Having worked with it over years, the API stability is there. Backwards compatibility is given very strong emphasis, , even with early versions.
> Maturity for languages other than C++ can be a bit spotty.
The language support is a pain at times, especially as the more esoteric language support tends to be built with a specific use case in mind and may not use and implement all the features of the protocol in sometimes undocumented ways.
People can and do write implementations and contribute to existing ones. The C++ and its Javascript and Python bindings work well enough for many use cases. The Rust ones are also fine. There are probably others that have good support now, too.
> The RPC protocol is cool, but apparently most of it was never implemented. The C++ implementation only implements “level 1.”
The RPC protocol is perfectly usable, just not for the higher levels – which all do things not found in other RPC systems. Level 2 can be trivially implemented between client and server at the app level, as anything similar would need to be in any other RPC system. Level 3 sounds way beyond standard RPC needs.

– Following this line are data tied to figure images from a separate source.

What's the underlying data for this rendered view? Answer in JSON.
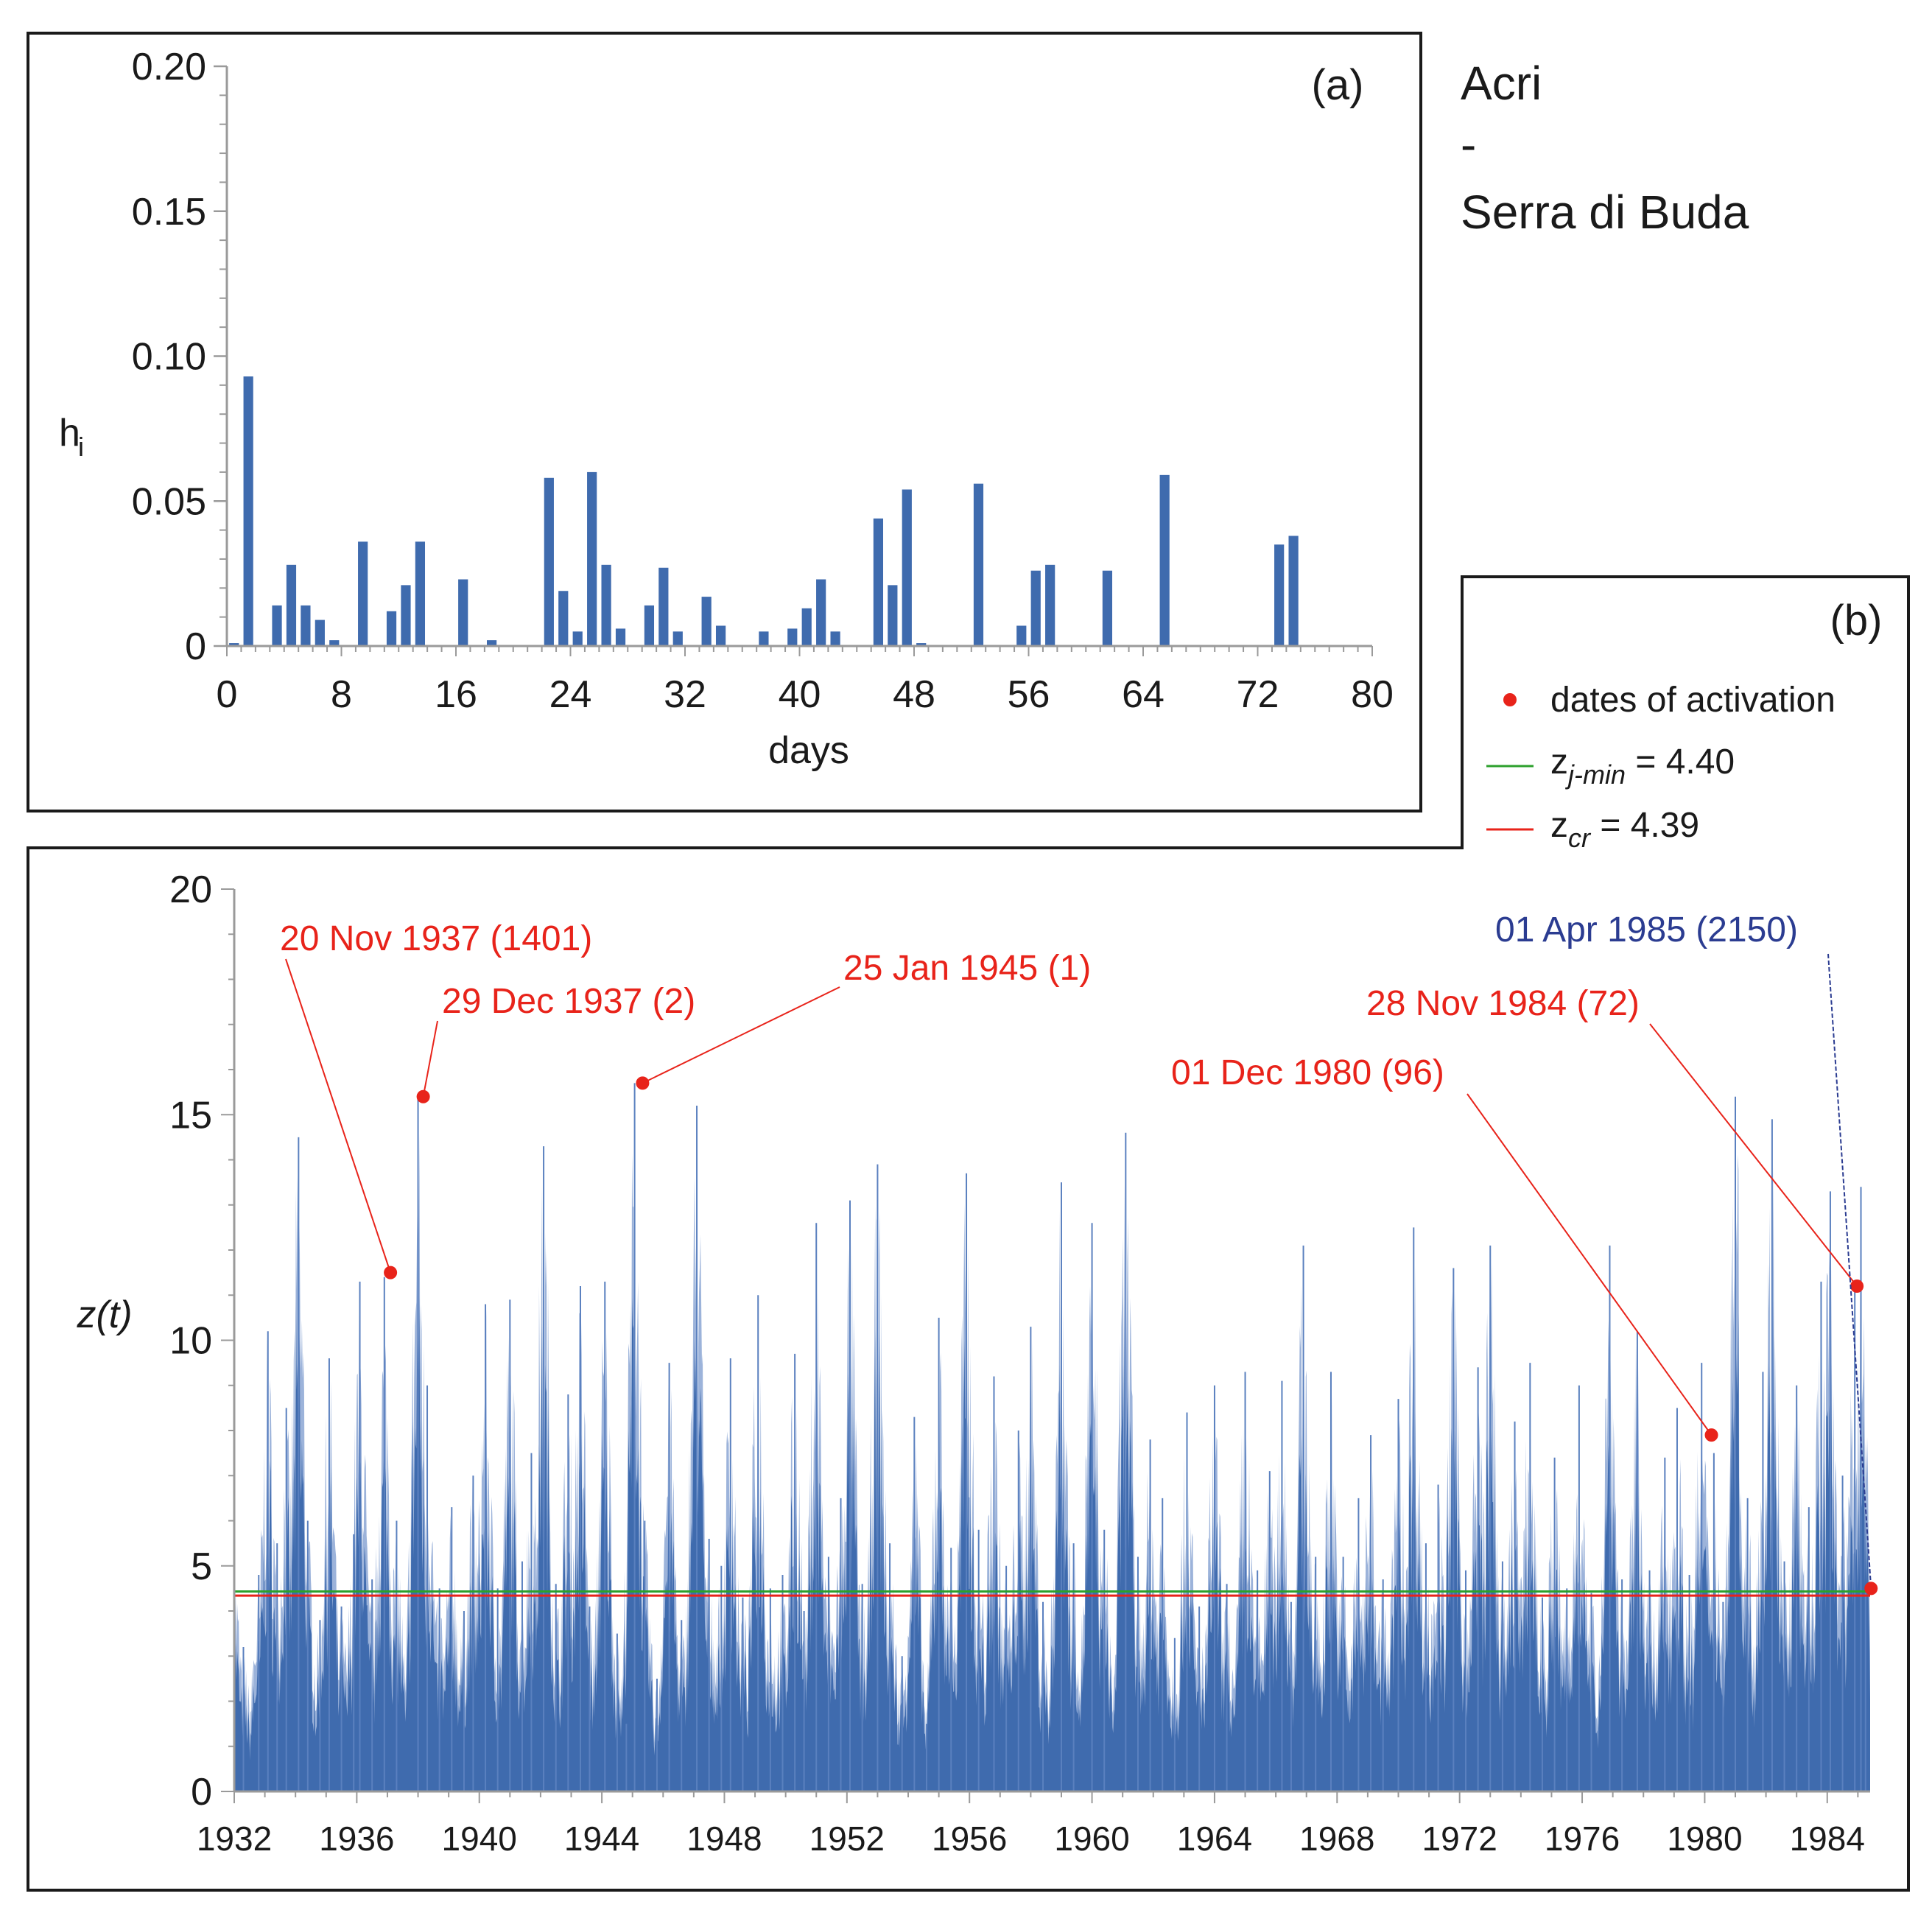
{
  "site": {
    "line1": "Acri",
    "line2": "-",
    "line3": "Serra di Buda"
  },
  "colors": {
    "bar": "#3F6BAE",
    "activation": "#E8231A",
    "zjmin_line": "#2CA02C",
    "zcr_line": "#E8231A",
    "annotation_blue": "#2B3C91",
    "axis": "#9A9A9A"
  },
  "chart_data": [
    {
      "panel": "a",
      "type": "bar",
      "panel_label": "(a)",
      "xlabel": "days",
      "ylabel": "h",
      "ylabel_sub": "i",
      "xlim": [
        0,
        80
      ],
      "ylim": [
        0,
        0.2
      ],
      "xticks": [
        "0",
        "8",
        "16",
        "24",
        "32",
        "40",
        "48",
        "56",
        "64",
        "72",
        "80"
      ],
      "yticks": [
        "0",
        "0.05",
        "0.10",
        "0.15",
        "0.20"
      ],
      "x": [
        0,
        1,
        3,
        4,
        5,
        6,
        7,
        9,
        11,
        12,
        13,
        16,
        18,
        22,
        23,
        24,
        25,
        26,
        27,
        29,
        30,
        31,
        33,
        34,
        37,
        39,
        40,
        41,
        42,
        45,
        46,
        47,
        48,
        52,
        55,
        56,
        57,
        61,
        65,
        73,
        74
      ],
      "values": [
        0.001,
        0.093,
        0.014,
        0.028,
        0.014,
        0.009,
        0.002,
        0.036,
        0.012,
        0.021,
        0.036,
        0.023,
        0.002,
        0.058,
        0.019,
        0.005,
        0.06,
        0.028,
        0.006,
        0.014,
        0.027,
        0.005,
        0.017,
        0.007,
        0.005,
        0.006,
        0.013,
        0.023,
        0.005,
        0.044,
        0.021,
        0.054,
        0.001,
        0.056,
        0.007,
        0.026,
        0.028,
        0.026,
        0.059,
        0.035,
        0.038
      ]
    },
    {
      "panel": "b",
      "type": "area",
      "panel_label": "(b)",
      "ylabel": "z(t)",
      "xlim": [
        1932,
        1985.4
      ],
      "ylim": [
        0,
        20
      ],
      "xticks": [
        "1932",
        "1936",
        "1940",
        "1944",
        "1948",
        "1952",
        "1956",
        "1960",
        "1964",
        "1968",
        "1972",
        "1976",
        "1980",
        "1984"
      ],
      "yticks": [
        "0",
        "5",
        "10",
        "15",
        "20"
      ],
      "legend": {
        "activation_label": "dates of activation",
        "zjmin_label_main": "z",
        "zjmin_label_sub": "j-min",
        "zjmin_label_value": " = 4.40",
        "zcr_label_main": "z",
        "zcr_label_sub": "cr",
        "zcr_label_value": " = 4.39"
      },
      "thresholds": {
        "z_j_min": 4.4,
        "z_cr": 4.39
      },
      "series_peaks": [
        {
          "year": 1932.0,
          "value": 5.3
        },
        {
          "year": 1932.3,
          "value": 3.2
        },
        {
          "year": 1932.8,
          "value": 4.8
        },
        {
          "year": 1933.1,
          "value": 10.2
        },
        {
          "year": 1933.4,
          "value": 5.5
        },
        {
          "year": 1933.7,
          "value": 8.5
        },
        {
          "year": 1934.1,
          "value": 14.5
        },
        {
          "year": 1934.4,
          "value": 6.0
        },
        {
          "year": 1934.8,
          "value": 3.8
        },
        {
          "year": 1935.1,
          "value": 9.6
        },
        {
          "year": 1935.5,
          "value": 4.1
        },
        {
          "year": 1935.9,
          "value": 5.7
        },
        {
          "year": 1936.1,
          "value": 11.3
        },
        {
          "year": 1936.5,
          "value": 4.7
        },
        {
          "year": 1936.9,
          "value": 11.4
        },
        {
          "year": 1937.3,
          "value": 6.0
        },
        {
          "year": 1938.0,
          "value": 15.4
        },
        {
          "year": 1938.3,
          "value": 9.0
        },
        {
          "year": 1938.7,
          "value": 4.5
        },
        {
          "year": 1939.1,
          "value": 6.3
        },
        {
          "year": 1939.5,
          "value": 4.0
        },
        {
          "year": 1939.8,
          "value": 7.0
        },
        {
          "year": 1940.2,
          "value": 10.8
        },
        {
          "year": 1940.6,
          "value": 4.5
        },
        {
          "year": 1941.0,
          "value": 10.9
        },
        {
          "year": 1941.4,
          "value": 5.1
        },
        {
          "year": 1941.7,
          "value": 7.5
        },
        {
          "year": 1942.1,
          "value": 14.3
        },
        {
          "year": 1942.5,
          "value": 4.6
        },
        {
          "year": 1942.9,
          "value": 8.8
        },
        {
          "year": 1943.3,
          "value": 11.2
        },
        {
          "year": 1943.6,
          "value": 4.1
        },
        {
          "year": 1944.1,
          "value": 11.3
        },
        {
          "year": 1944.5,
          "value": 3.5
        },
        {
          "year": 1944.8,
          "value": 1.5
        },
        {
          "year": 1945.07,
          "value": 15.7
        },
        {
          "year": 1945.4,
          "value": 6.0
        },
        {
          "year": 1945.8,
          "value": 2.5
        },
        {
          "year": 1946.2,
          "value": 9.5
        },
        {
          "year": 1946.6,
          "value": 3.8
        },
        {
          "year": 1947.1,
          "value": 15.2
        },
        {
          "year": 1947.5,
          "value": 5.6
        },
        {
          "year": 1947.9,
          "value": 5.0
        },
        {
          "year": 1948.2,
          "value": 9.6
        },
        {
          "year": 1948.6,
          "value": 4.3
        },
        {
          "year": 1949.1,
          "value": 11.0
        },
        {
          "year": 1949.5,
          "value": 4.5
        },
        {
          "year": 1949.9,
          "value": 4.8
        },
        {
          "year": 1950.3,
          "value": 9.7
        },
        {
          "year": 1950.6,
          "value": 4.0
        },
        {
          "year": 1951.0,
          "value": 12.6
        },
        {
          "year": 1951.4,
          "value": 5.2
        },
        {
          "year": 1951.8,
          "value": 6.5
        },
        {
          "year": 1952.1,
          "value": 13.1
        },
        {
          "year": 1952.5,
          "value": 4.6
        },
        {
          "year": 1953.0,
          "value": 13.9
        },
        {
          "year": 1953.4,
          "value": 5.5
        },
        {
          "year": 1953.8,
          "value": 3.0
        },
        {
          "year": 1954.2,
          "value": 8.3
        },
        {
          "year": 1954.6,
          "value": 1.5
        },
        {
          "year": 1955.0,
          "value": 10.5
        },
        {
          "year": 1955.4,
          "value": 5.4
        },
        {
          "year": 1955.9,
          "value": 13.7
        },
        {
          "year": 1956.3,
          "value": 5.8
        },
        {
          "year": 1956.8,
          "value": 9.2
        },
        {
          "year": 1957.2,
          "value": 5.0
        },
        {
          "year": 1957.6,
          "value": 8.0
        },
        {
          "year": 1958.0,
          "value": 10.3
        },
        {
          "year": 1958.4,
          "value": 4.2
        },
        {
          "year": 1959.0,
          "value": 13.5
        },
        {
          "year": 1959.4,
          "value": 5.5
        },
        {
          "year": 1960.0,
          "value": 12.6
        },
        {
          "year": 1960.4,
          "value": 5.8
        },
        {
          "year": 1961.1,
          "value": 14.6
        },
        {
          "year": 1961.5,
          "value": 5.2
        },
        {
          "year": 1961.9,
          "value": 7.8
        },
        {
          "year": 1962.3,
          "value": 6.5
        },
        {
          "year": 1962.7,
          "value": 3.4
        },
        {
          "year": 1963.1,
          "value": 8.4
        },
        {
          "year": 1963.5,
          "value": 4.1
        },
        {
          "year": 1964.0,
          "value": 9.0
        },
        {
          "year": 1964.4,
          "value": 4.6
        },
        {
          "year": 1965.0,
          "value": 9.3
        },
        {
          "year": 1965.4,
          "value": 4.9
        },
        {
          "year": 1965.8,
          "value": 7.1
        },
        {
          "year": 1966.2,
          "value": 9.1
        },
        {
          "year": 1966.5,
          "value": 4.2
        },
        {
          "year": 1966.9,
          "value": 12.1
        },
        {
          "year": 1967.3,
          "value": 5.2
        },
        {
          "year": 1967.8,
          "value": 9.3
        },
        {
          "year": 1968.2,
          "value": 5.2
        },
        {
          "year": 1968.7,
          "value": 6.5
        },
        {
          "year": 1969.1,
          "value": 7.9
        },
        {
          "year": 1969.5,
          "value": 4.7
        },
        {
          "year": 1970.0,
          "value": 8.7
        },
        {
          "year": 1970.5,
          "value": 12.5
        },
        {
          "year": 1970.9,
          "value": 5.5
        },
        {
          "year": 1971.3,
          "value": 6.8
        },
        {
          "year": 1971.8,
          "value": 11.6
        },
        {
          "year": 1972.2,
          "value": 4.9
        },
        {
          "year": 1972.6,
          "value": 9.4
        },
        {
          "year": 1973.0,
          "value": 12.1
        },
        {
          "year": 1973.4,
          "value": 5.1
        },
        {
          "year": 1973.8,
          "value": 8.2
        },
        {
          "year": 1974.3,
          "value": 9.5
        },
        {
          "year": 1974.7,
          "value": 4.3
        },
        {
          "year": 1975.1,
          "value": 7.4
        },
        {
          "year": 1975.5,
          "value": 4.5
        },
        {
          "year": 1975.9,
          "value": 9.0
        },
        {
          "year": 1976.3,
          "value": 4.4
        },
        {
          "year": 1976.9,
          "value": 12.1
        },
        {
          "year": 1977.3,
          "value": 4.7
        },
        {
          "year": 1977.8,
          "value": 10.2
        },
        {
          "year": 1978.2,
          "value": 4.9
        },
        {
          "year": 1978.7,
          "value": 7.4
        },
        {
          "year": 1979.1,
          "value": 8.5
        },
        {
          "year": 1979.5,
          "value": 4.8
        },
        {
          "year": 1979.9,
          "value": 9.5
        },
        {
          "year": 1980.3,
          "value": 7.5
        },
        {
          "year": 1980.6,
          "value": 4.2
        },
        {
          "year": 1981.0,
          "value": 15.4
        },
        {
          "year": 1981.4,
          "value": 6.5
        },
        {
          "year": 1981.9,
          "value": 9.3
        },
        {
          "year": 1982.2,
          "value": 14.9
        },
        {
          "year": 1982.6,
          "value": 5.1
        },
        {
          "year": 1983.0,
          "value": 9.0
        },
        {
          "year": 1983.4,
          "value": 6.3
        },
        {
          "year": 1983.8,
          "value": 11.3
        },
        {
          "year": 1984.1,
          "value": 13.3
        },
        {
          "year": 1984.5,
          "value": 7.0
        },
        {
          "year": 1984.9,
          "value": 11.2
        },
        {
          "year": 1985.1,
          "value": 13.4
        },
        {
          "year": 1985.25,
          "value": 4.5
        }
      ],
      "activations": [
        {
          "label": "20 Nov 1937 (1401)",
          "year": 1937.1,
          "value": 11.5,
          "color": "red"
        },
        {
          "label": "29 Dec 1937 (2)",
          "year": 1938.17,
          "value": 15.4,
          "color": "red"
        },
        {
          "label": "25 Jan 1945 (1)",
          "year": 1945.33,
          "value": 15.7,
          "color": "red"
        },
        {
          "label": "01 Dec 1980 (96)",
          "year": 1980.22,
          "value": 7.9,
          "color": "red"
        },
        {
          "label": "28 Nov 1984 (72)",
          "year": 1984.97,
          "value": 11.2,
          "color": "red"
        },
        {
          "label": "01 Apr 1985 (2150)",
          "year": 1985.43,
          "value": 4.5,
          "color": "blue"
        }
      ]
    }
  ]
}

While it is technically not 1.0, I have yet to see a breakage and I have been using it since 0.7.
The language maturity one, I can concur though. The rust implementation has been fine, but pycapnp was plagued with memory leaks until recently, and curre tly has performance problems[1] that makes it unsuitable for my use case.
As for the level 2+ protocol, it looks cool on paper, but it looks like a lot of added complexity to address an advanced use case.
The language itself has generics and sum types, which makes it much better at modelling the problem domain than protobuf.
I am a huge Kenton Varda fan. his sandcats platform was genius. I'm happy to see it open sourced, but sad to see the development slow down.
great to see he is still pushing cap'n proto forward!
You mean sandstorm?
Edit: oh you do mean sandcats..
Very good. Where does the "speed increase" comes from ? Better encoding scheme or better decoding implementation ?
It's right there on the front page.
What will it take before it’s declared as 1.0?
There's a change I want to make to the kj::AsyncOutputStream interface, to make it have an explicit `end()` method rather than assuming EOF on destruction. That's backwards-incompatible, so I don't want to declare 1.0 until I get around to doing it...
Also, I need to make a web site for KJ.
Maybe never, if ZeroVer is the new hotness...
Is anyone using a non-self describing schema format like this in C?
I used Protobufs for awhile and really didn’t like the C options.